Traveling through Europe as a travel writer was meant to serve two purposes. The first: self-repair. It was time to rest and digest after publishing Apron Anxiety. The book took a toll on me. I felt like I had literally written my heart out. And the second: I hoped that moving through Europe would be a transitional journey into the next chapter in my life. A transition into what? I wasn’t sure yet. All I knew was that I was searching for answers on how to find love and have kids while still being me. And if I could conduct that search while sunbathing on the edge of a beach cliff in Croatia? Sign me up.

Which brings me back to the Fondue Tram. Being in Switzerland, I was on a highly organized and structured press trip with a tight schedule, implemented under the close, watchful eye of a Swiss tour guide named Thérèse. Thérèse was not particularly, shall we say, chill. A good way to describe her might be “pleasantly hostile.” And yet, she wore mala beads and mentioned her meditation practice more than once. I couldn’t put my finger on her. All I knew was that she was a Swiss Buddhist enigma, and she hated us.

Part two of the trip included a few nights at the iconic Gstaad Palace, where a Coca-Cola is $42 and European royals would sit next to us at lunch. By now Thérèse thought we were all monsters and wanted to strangle us with her mala beads, so to up the ante, I set up online dating accounts for us four girls to toy with on our off hours. We were all single, besides the naughty mom, who was about to get divorced, and starved for hot sex.

Per Thérèse, we journalists were expected to be punctual and professional, and rightly so! We were guests in this lovely country. The only problem was that we four girls — the naughty mom, the diva, the socialite, and me — wanted to be bad. We had incredible alchemy from the moment we met at the Zurich airport, which no one could have expected, as writers on press trips often can’t stand each other. Not us. We instantly went from complete strangers to soul sisters. Our collective spark was so alive that we were nothing short of high, out of our minds, on life together.

“It’s a goddamn press trip, not a female penitentiary,” the naughty mom snorted as we made our first loop around a particularly regal area of Zurich, wet raclette dripping down her pumped-up lips. Read: hero.

They all were my heroes. She was already plotting some hotel room tryst with the piano player from the lobby. The diva, who refused to walk anywhere, not even a few feet, was on an obsessive-compulsive quest for a white mink muff. The seventy-five-year-old socialite was as majestic as Elizabeth Taylor, though she kept getting runs in her “hose” — and every time she’d say “hose,” the four of us, herself included, would spit out our birchermüesli dying laughing. The ladies and I toured the entire city having epic laughing attacks, guffawing over absolutely everything and nothing, and it was pure travel magic. At one point, I had such bad carsickness (a lifelong thing) that I was cackling AND puking from the floor of our van, and I genuinely believed I’d gone insane.

Part two of the trip included a few nights at the iconic Gstaad Palace, where a Coca-Cola is $42 and European royals would sit next to us at lunch. By now Thérèse thought we were all monsters and wanted to strangle us with her mala beads, so to up the ante, I set up online dating accounts for us four girls to toy with on our off hours. We were all single, besides the naughty mom, who was about to get divorced, and starved for hot sex.
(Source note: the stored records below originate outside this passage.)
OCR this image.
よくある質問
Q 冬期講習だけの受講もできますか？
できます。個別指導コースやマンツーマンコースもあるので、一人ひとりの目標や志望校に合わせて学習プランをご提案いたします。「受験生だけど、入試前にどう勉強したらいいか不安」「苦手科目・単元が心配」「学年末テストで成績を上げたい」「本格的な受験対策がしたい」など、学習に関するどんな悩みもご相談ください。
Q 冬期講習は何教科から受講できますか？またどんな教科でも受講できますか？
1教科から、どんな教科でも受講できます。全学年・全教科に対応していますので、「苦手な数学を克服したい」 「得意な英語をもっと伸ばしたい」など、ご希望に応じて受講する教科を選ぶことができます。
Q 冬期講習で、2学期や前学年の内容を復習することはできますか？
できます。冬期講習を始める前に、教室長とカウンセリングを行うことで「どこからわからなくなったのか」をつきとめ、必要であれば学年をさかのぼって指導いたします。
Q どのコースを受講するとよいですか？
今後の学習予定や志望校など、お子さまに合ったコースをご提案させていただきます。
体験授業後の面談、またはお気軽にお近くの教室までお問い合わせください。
None of our Swiss lovers panned out, but they all made for great material. Mine was a boy named Pere, as in the produce called “pear,” and though we had no chemistry whatsoever, the girls and I sure had fun with his name over our fruit bowls the next morning. Oh, we were awful. We crashed a private Duran Duran concert in our pajamas, and the police came. We told a bunch of handsome oil tycoons — who were not even looking in our direction — that we would never, ever fuck them because they were ruining our planet. Everything we did was rude and inappropriate, and though we were all classy ladies back in the real world, in Switzerland we just could not help ourselves. Thérèse, clutching her positive energy trinkets, regretted the day we were given passports.

On our last night in Switzerland, Thérèse instructed us to dress warm, wear our snow boots, and meet outside the hotel at eight p.m. for a little surprise. It was dark out and freezing, but the diva had triumphantly purchased her white fur outerwear and the rest of us were all layered up. As we followed Thérèse into the woods (with the diva on my back, all ninety pounds of her, not including the mink), we had no idea where we were going. In transit, the naughty mom handed each of us our own little flasks filled with brandy. She even gave one to Thérèse, who did not have to think twice about drinking.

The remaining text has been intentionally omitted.